As part of the Collections Management Plan, we have partnered with the Global Conservation Consortium for Magnolia, a new conservation effort aimed at building networked collections for threatened plants that cannot be preserved through seed banking. The seeds of magnolia are what seed physiologists call recalcitrant, meaning they cannot tolerate the freezing and drying process that is essential for long-term seed banking and therefore must be held in living collections—arboreta. These collections must be carefully planned to ensure that a sufficient portion of the species genome is captured. When done right, these efforts safeguard the adaptive capacity and resilience that is held within these living gene banks.

A challenge with building these types of collections is that they require so many trees—sometimes scores or even hundreds— to adequately capture a large enough sample of the genetic diversity found throughout the species’ natural range. This requires a lot of space and a commitment to steward these long-lived plants for decades, if not centuries. The ultimate fate of these tree species may hang on the success of this work. This brings us back to the sunny hillside at MacLeish.

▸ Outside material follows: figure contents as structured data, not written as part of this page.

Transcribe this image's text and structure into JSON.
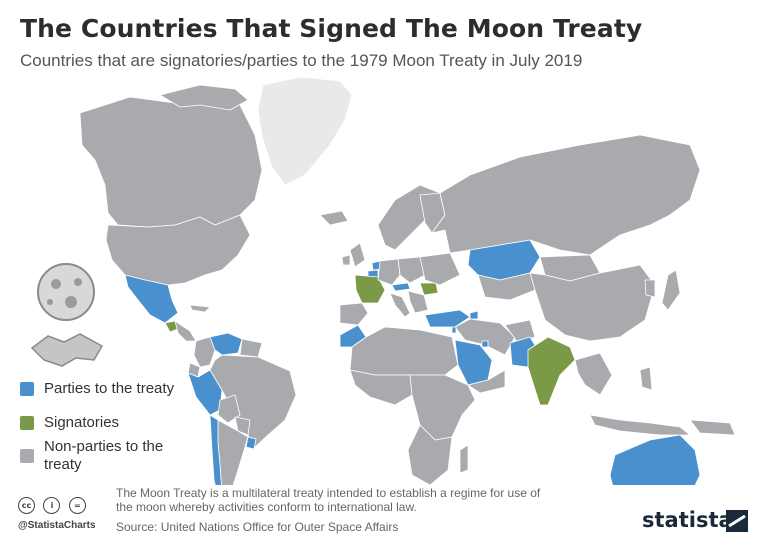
{
  "header": {
    "title": "The Countries That Signed The Moon Treaty",
    "subtitle": "Countries that are signatories/parties to the 1979 Moon Treaty in July 2019"
  },
  "legend": {
    "items": [
      {
        "label": "Parties to the treaty",
        "color": "#4a90cf"
      },
      {
        "label": "Signatories",
        "color": "#7a9a48"
      },
      {
        "label": "Non-parties to the treaty",
        "color": "#a8aaad"
      }
    ]
  },
  "map_data": {
    "parties": [
      "Mexico",
      "Venezuela",
      "Peru",
      "Chile",
      "Uruguay",
      "Morocco",
      "Saudi Arabia",
      "Turkey",
      "Armenia",
      "Kazakhstan",
      "Kuwait",
      "Lebanon",
      "Pakistan",
      "Netherlands",
      "Belgium",
      "Austria",
      "Australia"
    ],
    "signatories": [
      "France",
      "Romania",
      "Guatemala",
      "India"
    ],
    "colors": {
      "party": "#4a90cf",
      "signatory": "#7a9a48",
      "non_party": "#a8aaad",
      "greenland": "#e9e9e9",
      "border": "#ffffff"
    }
  },
  "footer": {
    "note": "The Moon Treaty is a multilateral treaty intended to establish a regime for use of the moon whereby activities conform to international law.",
    "source": "Source: United Nations Office for Outer Space Affairs",
    "handle": "@StatistaCharts",
    "cc_icons": [
      "cc-icon",
      "attribution-icon",
      "equal-icon"
    ],
    "brand": "statista"
  }
}
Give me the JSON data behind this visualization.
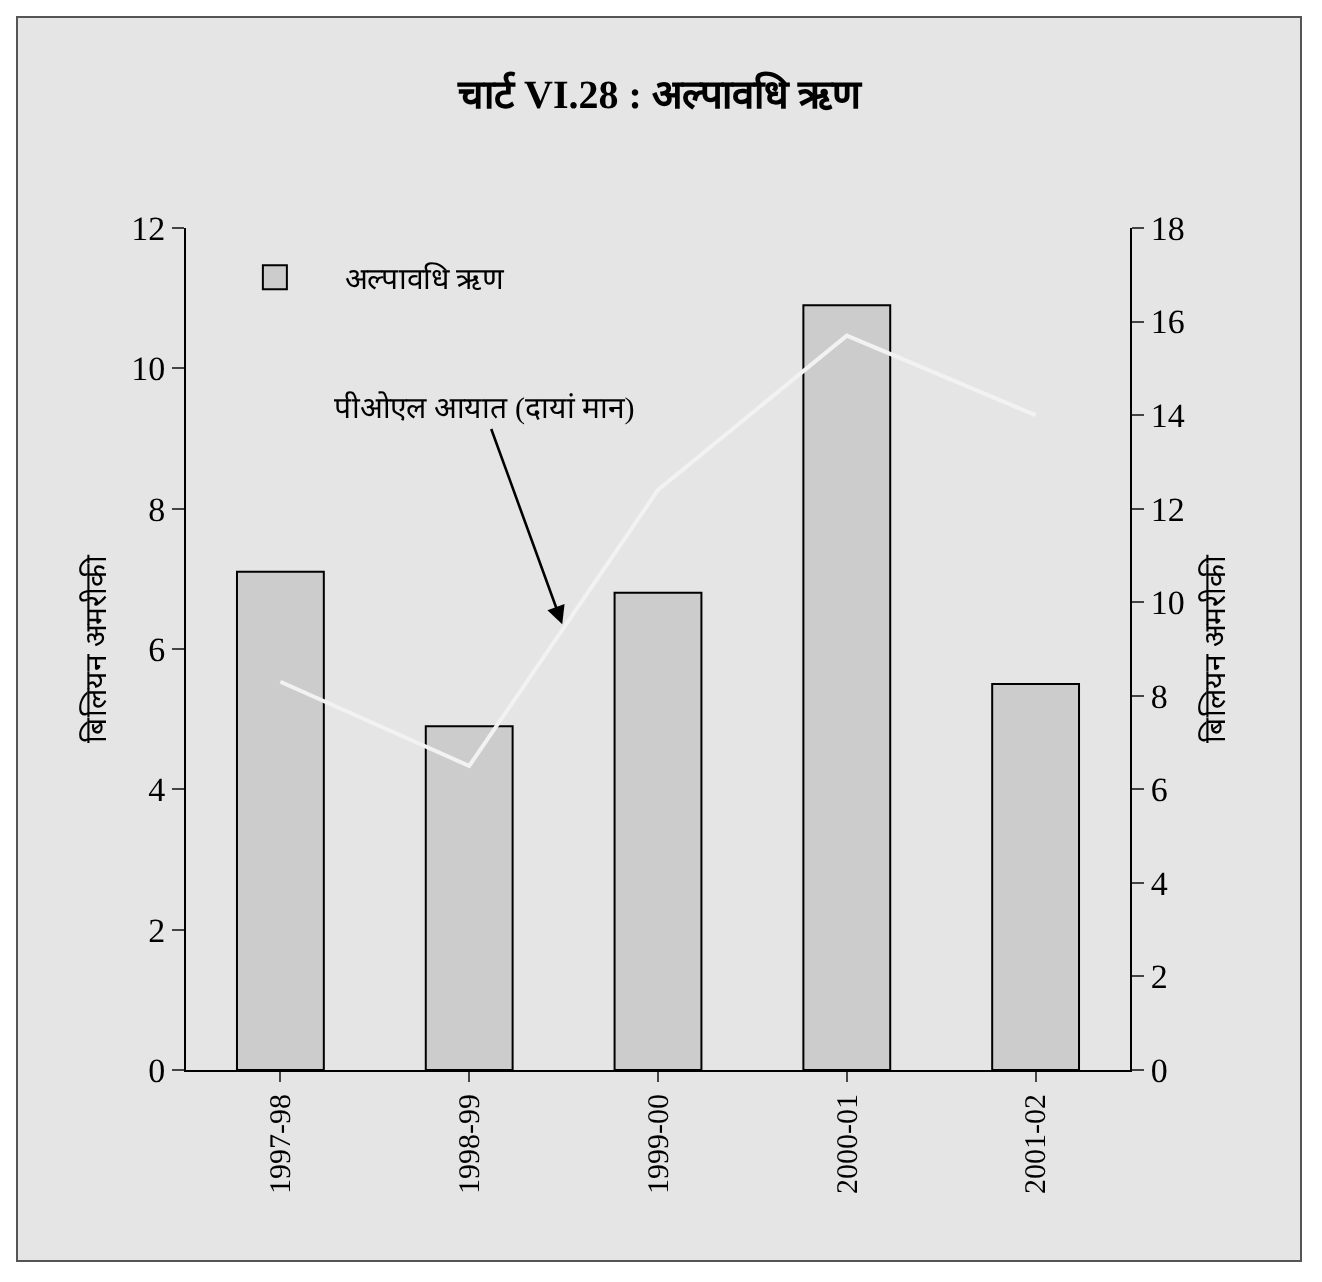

In 2022, the Botanic Garden of Smith College will be receiving the first specimens of mountain magnolia through the Global Conservation Consortium for Magnolia. They will be cared for by future conservation interns at the botanic garden and will constitute the first building blocks of a metacollection—a collection of collections held by multiple institutions—that will serve as a firewall against the extinction of a beautiful and underappreciated star of southern Appalachian mountain sides. Smith classes will be exposed to this new imagining of the role of botanic gardens and will be invited to help grow the trees, collect and manage data, and interpret the information that only living collections can provide.